Korea’s ET News reports Samsung has built a 900-layer 3D NAND die by stacking two 450-layer strings together.
The mainstream NAND suppliers are building 192-layer (Solidigm) to 321-layer (SK Hynix) 3D-NAND chips, generally by stacking two layers together. Samsung announced its 400-layer tenth generation V-NAND technology in February last year and intends it to enter mass-production this year. Now it has gone one better with this 900-layer research development.
The research device’s cells function as they should, reading and writing data. Samsung has said it has controlled NAND wafer warpage, due to the thicker NAND stacks, with a so-called Upper Chuck design and a new overlay correction technology. An Upper Chuck holds the wafer from above and must keep the wafer flat and stable during the semiconductor manufacturing process. The overlay correction technology corrects microscopic misalignment issues. Samsung also improved its bitline and wordline structures to reduce electricity consumption and die size.

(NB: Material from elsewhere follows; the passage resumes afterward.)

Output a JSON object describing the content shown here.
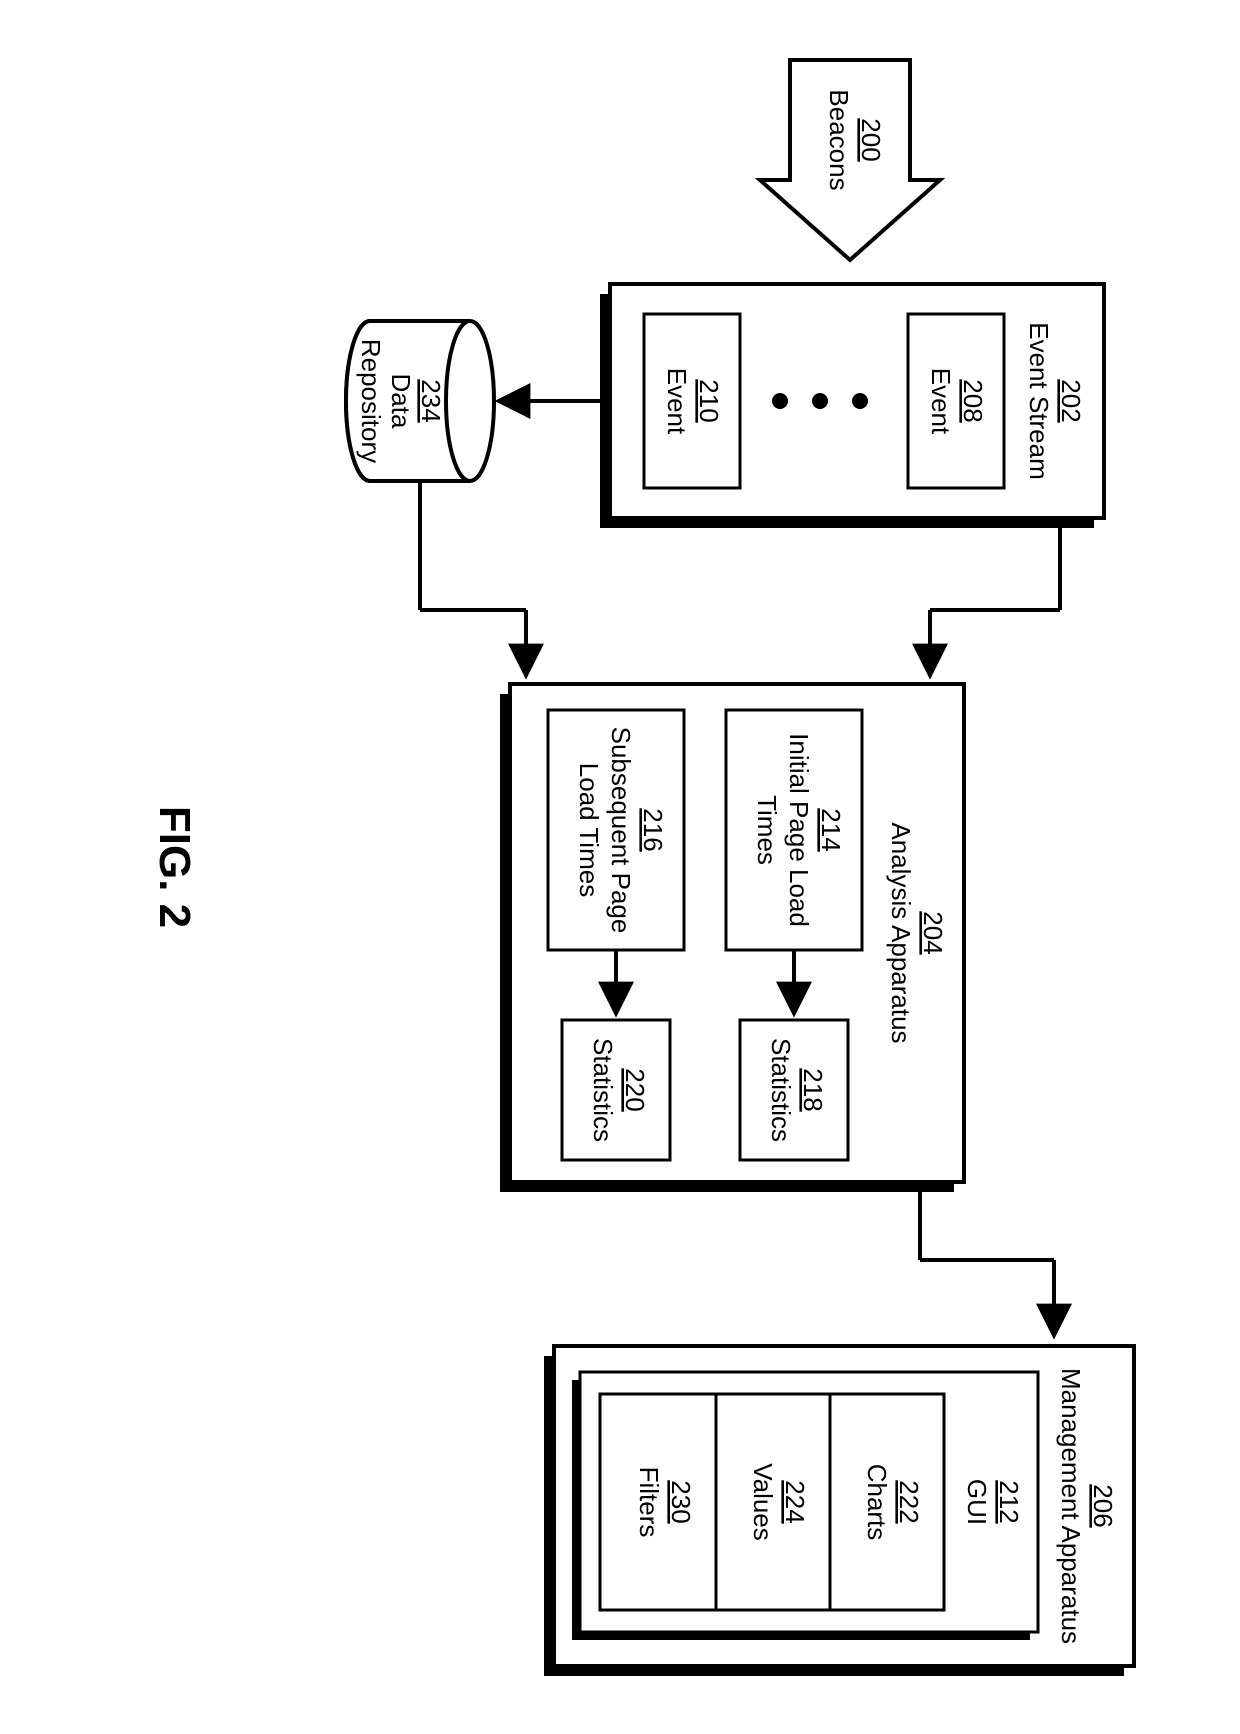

The ET News report has a diagram comparing 3D-NAND stacking technologies used by Samsung, SK Hynix and China’s YMTC;
We translated it and it shows Samsung's technology distance from SK Hynix and YMTC.;
We also updated our 3D NAND layer cake diagram to reflect Samsung’s 900-layer technology;
It shows that Samsung is a long way ahead of its competitors, with a near 3x layer count increase. This means it could produce higher capacity NAND dies, meaning fewer chips needed in an SSD at any particular capacity level, lowering costs and size, or providing higher-capacity SSDs.
It will also spur competing suppliers to update their NAND layering technologies to match Samsung.